Diekemper vs Barbour: The Dance of Time - part 2

Arguing about past and future misses what matters.

Read part 1: Joseph Diekemper sets out the hypothesis that the present is nothing but a border between the past and the future.

 

Philosophers and physicists often think about time in very different ways. In fact, among themselves so do physicists; it is not easy to find two who agree in all details or even in their overall concepts. In this note, I will mention some of the ways in which my views differ from those of Joseph Diekemper and also from mainstream physics.
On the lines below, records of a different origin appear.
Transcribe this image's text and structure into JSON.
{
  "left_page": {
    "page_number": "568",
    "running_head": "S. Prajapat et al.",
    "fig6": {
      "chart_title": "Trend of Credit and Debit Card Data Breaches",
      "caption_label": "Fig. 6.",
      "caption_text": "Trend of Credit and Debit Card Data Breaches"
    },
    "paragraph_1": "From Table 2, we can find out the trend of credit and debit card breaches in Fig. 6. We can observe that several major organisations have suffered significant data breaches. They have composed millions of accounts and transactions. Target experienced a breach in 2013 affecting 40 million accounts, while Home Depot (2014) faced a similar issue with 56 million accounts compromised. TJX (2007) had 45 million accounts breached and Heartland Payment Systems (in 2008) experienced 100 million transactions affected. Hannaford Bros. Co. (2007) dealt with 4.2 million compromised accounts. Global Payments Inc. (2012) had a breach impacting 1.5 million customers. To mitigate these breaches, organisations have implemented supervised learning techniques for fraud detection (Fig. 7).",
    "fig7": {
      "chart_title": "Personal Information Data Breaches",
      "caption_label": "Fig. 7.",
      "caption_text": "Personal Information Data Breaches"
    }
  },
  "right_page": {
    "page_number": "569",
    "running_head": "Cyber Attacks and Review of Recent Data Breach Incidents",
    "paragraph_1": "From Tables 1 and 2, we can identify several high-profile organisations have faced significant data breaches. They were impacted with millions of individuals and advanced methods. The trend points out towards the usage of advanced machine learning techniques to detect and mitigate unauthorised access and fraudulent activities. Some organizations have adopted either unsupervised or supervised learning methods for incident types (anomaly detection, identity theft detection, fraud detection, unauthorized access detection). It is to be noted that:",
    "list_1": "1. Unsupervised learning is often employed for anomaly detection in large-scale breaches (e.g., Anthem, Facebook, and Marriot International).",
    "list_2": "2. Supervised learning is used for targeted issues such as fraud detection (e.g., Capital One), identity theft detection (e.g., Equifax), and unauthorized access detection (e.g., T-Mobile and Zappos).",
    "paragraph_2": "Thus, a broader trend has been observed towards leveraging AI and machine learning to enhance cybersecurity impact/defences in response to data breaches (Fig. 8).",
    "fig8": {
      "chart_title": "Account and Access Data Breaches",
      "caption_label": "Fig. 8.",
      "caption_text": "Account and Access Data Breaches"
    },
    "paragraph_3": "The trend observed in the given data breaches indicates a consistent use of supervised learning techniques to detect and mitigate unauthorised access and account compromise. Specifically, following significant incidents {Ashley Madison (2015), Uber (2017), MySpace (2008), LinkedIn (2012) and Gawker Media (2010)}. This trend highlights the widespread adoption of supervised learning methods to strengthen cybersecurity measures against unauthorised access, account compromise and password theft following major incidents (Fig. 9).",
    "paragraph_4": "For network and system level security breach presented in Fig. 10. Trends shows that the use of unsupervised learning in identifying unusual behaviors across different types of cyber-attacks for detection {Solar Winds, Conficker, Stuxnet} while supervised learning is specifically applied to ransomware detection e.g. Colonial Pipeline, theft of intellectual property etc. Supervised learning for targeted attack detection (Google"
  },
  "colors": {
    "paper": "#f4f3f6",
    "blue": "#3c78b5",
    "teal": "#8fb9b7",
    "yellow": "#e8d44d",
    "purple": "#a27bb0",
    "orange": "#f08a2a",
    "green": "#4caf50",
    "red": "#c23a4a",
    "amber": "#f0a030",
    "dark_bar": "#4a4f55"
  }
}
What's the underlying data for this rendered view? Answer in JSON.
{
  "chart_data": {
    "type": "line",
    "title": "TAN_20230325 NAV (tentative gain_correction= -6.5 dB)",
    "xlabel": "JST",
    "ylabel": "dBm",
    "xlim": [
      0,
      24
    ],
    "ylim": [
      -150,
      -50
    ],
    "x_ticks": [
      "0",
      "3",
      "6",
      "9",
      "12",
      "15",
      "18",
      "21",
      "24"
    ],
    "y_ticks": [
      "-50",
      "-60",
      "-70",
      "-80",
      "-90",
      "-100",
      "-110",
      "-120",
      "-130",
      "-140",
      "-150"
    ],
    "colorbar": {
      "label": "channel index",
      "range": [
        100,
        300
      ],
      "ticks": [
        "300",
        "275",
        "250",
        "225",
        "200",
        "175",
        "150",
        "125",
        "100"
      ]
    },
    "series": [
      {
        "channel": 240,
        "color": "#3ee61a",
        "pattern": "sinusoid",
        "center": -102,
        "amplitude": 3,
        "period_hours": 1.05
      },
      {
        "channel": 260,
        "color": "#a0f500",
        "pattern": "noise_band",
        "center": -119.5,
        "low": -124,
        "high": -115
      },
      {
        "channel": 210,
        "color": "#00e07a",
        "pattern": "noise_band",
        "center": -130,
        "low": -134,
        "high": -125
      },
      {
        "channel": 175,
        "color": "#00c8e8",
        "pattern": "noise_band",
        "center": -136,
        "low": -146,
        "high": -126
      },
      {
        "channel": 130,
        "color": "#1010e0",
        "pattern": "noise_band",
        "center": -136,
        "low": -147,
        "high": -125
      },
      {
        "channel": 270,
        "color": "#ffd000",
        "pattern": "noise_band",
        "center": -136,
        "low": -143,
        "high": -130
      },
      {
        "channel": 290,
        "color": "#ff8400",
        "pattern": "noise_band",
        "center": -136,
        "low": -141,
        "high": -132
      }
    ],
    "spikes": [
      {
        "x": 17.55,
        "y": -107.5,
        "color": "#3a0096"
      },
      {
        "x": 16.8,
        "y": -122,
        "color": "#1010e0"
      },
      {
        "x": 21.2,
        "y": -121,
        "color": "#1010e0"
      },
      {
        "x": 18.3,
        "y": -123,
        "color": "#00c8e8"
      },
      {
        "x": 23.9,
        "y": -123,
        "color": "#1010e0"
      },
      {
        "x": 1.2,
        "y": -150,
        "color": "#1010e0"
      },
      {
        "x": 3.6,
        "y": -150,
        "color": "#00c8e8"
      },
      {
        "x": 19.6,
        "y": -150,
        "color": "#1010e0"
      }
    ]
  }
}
Diekemper's starting point is that time, "if it exists at all, must be such that it passes". His reason for this claim is "the pervasiveness of our experience of the passage of time". Now many arguments in philosophy and science arise because key words are used without sufficiently precise definitions. I think we need to define “passage” and “time”, or rather their meaning in the combination "experience of the passage of time". In talking about experience, we need not, indeed, distinguish the senses: any and all will do. I will couch my arguments mainly in visual terms.

I illustrate my experience of the passage of time by recalling the hurly-burly of the HowTheLightGetsIn festival in Hay-on-Wye on that beautiful day in May last year when Joanna Kavenna, Diekemper, and I took part in the debate, The Dance of Time. In any one instant, I saw shapes and colours held together in my field of vision as in a snapshot. These 'snapshots' followed one another in a steady stream. In my mind's eye I could lay them out in a row like movie stills. If I ask myself what 'experience of the passage of time' means, that's basically it. The very fact that I have been able to watch the Dance of Time video reassures me that you, the reader, will find my account makes sense.

There is a wonderful thing about the world: geometry. What I see when I open my eyes is a two-dimensional field of view. But our experiences since birth and our genetically structured brains have taught us how to 'place' the shapes seen in two dimensions as objects in three-dimensional space and understand and even anticipate how the objects move relative to each other. That's Roger Federer's supreme gift.

I suggest that "experience of the passage of time" is just shorthand for the kind of thing I have described. You never see time and its passage. Time does not meet you in the street or join you for lunch at Hay as scythe-bearing death. And it isn't a river. What you experience is change of things.